Como no se trataba de la primera vez que me rescataba de la desgracia –de hecho, fue el primer amigo que me adoptó en el kindergarden cuando yo no hablaba ni una pizca de español mientras que él ya era bilingüe–, pensé que sería una buena idea prestarle dinero para que saliera de algunos apuros menores, mientras me acompañase en mi anticlimático hero’s journey por la escena nocturna capitalina.
Se veía unos años más golpeado que yo, pero no los suficientes como para haber perdido su toque con las chicas. Junto a él, mi marca llegó a su puntaje perfecto: cero segundos. Siempre hacía falta la mano de un amigo extrovertido para quebrar el hielo que llevara a las mujeres directo a la senda de Jordan. Por mi parte, yo seguía batallando con ese papel mío de inalcanzable, que parecía habérseme pegado a la piel de forma irreversible.
Le diré que Christian Abadid llevó mis andanzas al siguiente nivel, algo que no me sorprendió en absoluto. Habíamos acordado incursionar sobrios, para conservar las energías, en caso de que se necesitaran. Y en caso de que se hicieran obligatorios los reflejos para huir de alguna situación poco favorable, que no faltó, doctora.

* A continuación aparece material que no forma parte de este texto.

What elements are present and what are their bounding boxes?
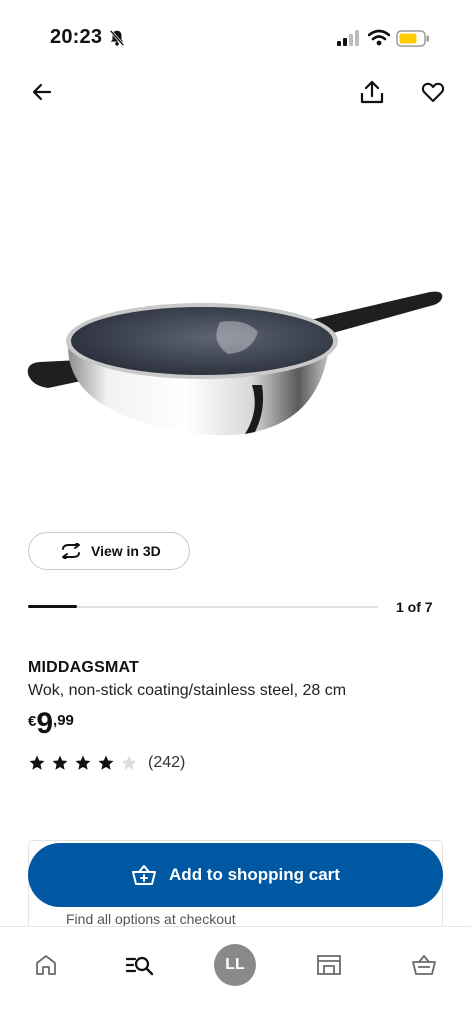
image-counter: 1 of 7	[396, 599, 433, 615]
star-filled-icon	[75, 755, 91, 770]
bottom-nav: LL	[0, 926, 471, 1024]
product-name: MIDDAGSMAT	[28, 659, 140, 676]
signal-icon	[337, 30, 359, 46]
basket-icon	[412, 955, 436, 975]
product-price: € 9 ,99	[28, 708, 74, 740]
price-currency: €	[28, 713, 37, 730]
store-icon	[317, 955, 341, 975]
top-bar	[0, 70, 471, 114]
share-button[interactable]	[354, 74, 390, 110]
star-filled-icon	[29, 755, 45, 770]
image-carousel-progress	[28, 605, 378, 608]
price-decimal: ,99	[53, 712, 74, 729]
view-in-3d-button[interactable]: View in 3D	[28, 532, 190, 570]
rating-stars	[28, 754, 138, 772]
image-carousel-progress-fill	[28, 605, 77, 608]
product-rating[interactable]: (242)	[28, 754, 185, 772]
add-to-cart-button[interactable]: Add to shopping cart	[28, 843, 443, 907]
price-integer: 9	[36, 707, 54, 740]
rating-count: (242)	[148, 754, 186, 771]
star-filled-icon	[98, 755, 114, 770]
back-button[interactable]	[24, 74, 60, 110]
add-to-cart-label: Add to shopping cart	[169, 865, 340, 884]
nav-search[interactable]	[116, 941, 164, 989]
star-filled-icon	[52, 755, 68, 770]
avatar: LL	[214, 944, 256, 986]
checkout-note: Find all options at checkout	[66, 911, 236, 927]
nav-profile[interactable]: LL	[211, 941, 259, 989]
star-empty-icon	[121, 755, 137, 770]
favourite-button[interactable]	[415, 74, 451, 110]
heart-icon	[421, 82, 445, 103]
nav-home[interactable]	[22, 941, 70, 989]
nav-cart[interactable]	[400, 941, 448, 989]
share-icon	[360, 80, 384, 104]
battery-icon	[396, 30, 429, 47]
product-image[interactable]	[20, 270, 450, 450]
status-bar: 20:23	[0, 0, 471, 60]
product-description: Wok, non-stick coating/stainless steel, …	[28, 682, 347, 699]
view-in-3d-label: View in 3D	[91, 543, 161, 559]
status-time: 20:23	[50, 26, 103, 48]
bell-muted-icon	[109, 29, 125, 47]
search-icon	[126, 956, 154, 976]
home-icon	[36, 955, 56, 975]
nav-stores[interactable]	[305, 941, 353, 989]
arrow-left-icon	[32, 83, 52, 101]
rotate-3d-icon	[62, 543, 80, 559]
wifi-icon	[368, 29, 390, 46]
basket-plus-icon	[132, 865, 157, 885]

Conducía ese Mercedes 350 SL del 78, herencia de su padre, de esos que no sabes muy bien si son clásicos o ya, de plano, viejos. Supongo que, para algún distraído, no se habría notado la diferencia. Pero no para mí. Mi pal necesitaba que alguien lo salvase de sí mismo. ¿Adivine usted quién se apuntó para la operación de rescate?
Pronto me vi pagando sus cuentas atrasadas en cada pub, bar, disco y hasta club que visité en su compañía. No digamos mis propias cuentas recurrentes. Salvar a Christian me resultaba prohibitivo –no se diga salir con él–, pero no tenía ningún proyecto social a mano para dedicar mi atención, así que me convencí de que todo estaba bien.
Hasta que llegaron los estados de cuenta de mis tarjetas de crédito. En tres meses, había triplicado mis gastos: mesas para cuatro, para cinco, para seis. Consumos especiales, derechos de descorche de los que ni siquiera me acordaba, gasolina que pudo haber pagado una vuelta entera a Sudamérica, tickets de vuelo, hoteles boutique y hasta uno que otro motel de lujo.
No podía evitar formularme una pregunta recurrente: ¿Qué pensaría mi Brendy sobre esto?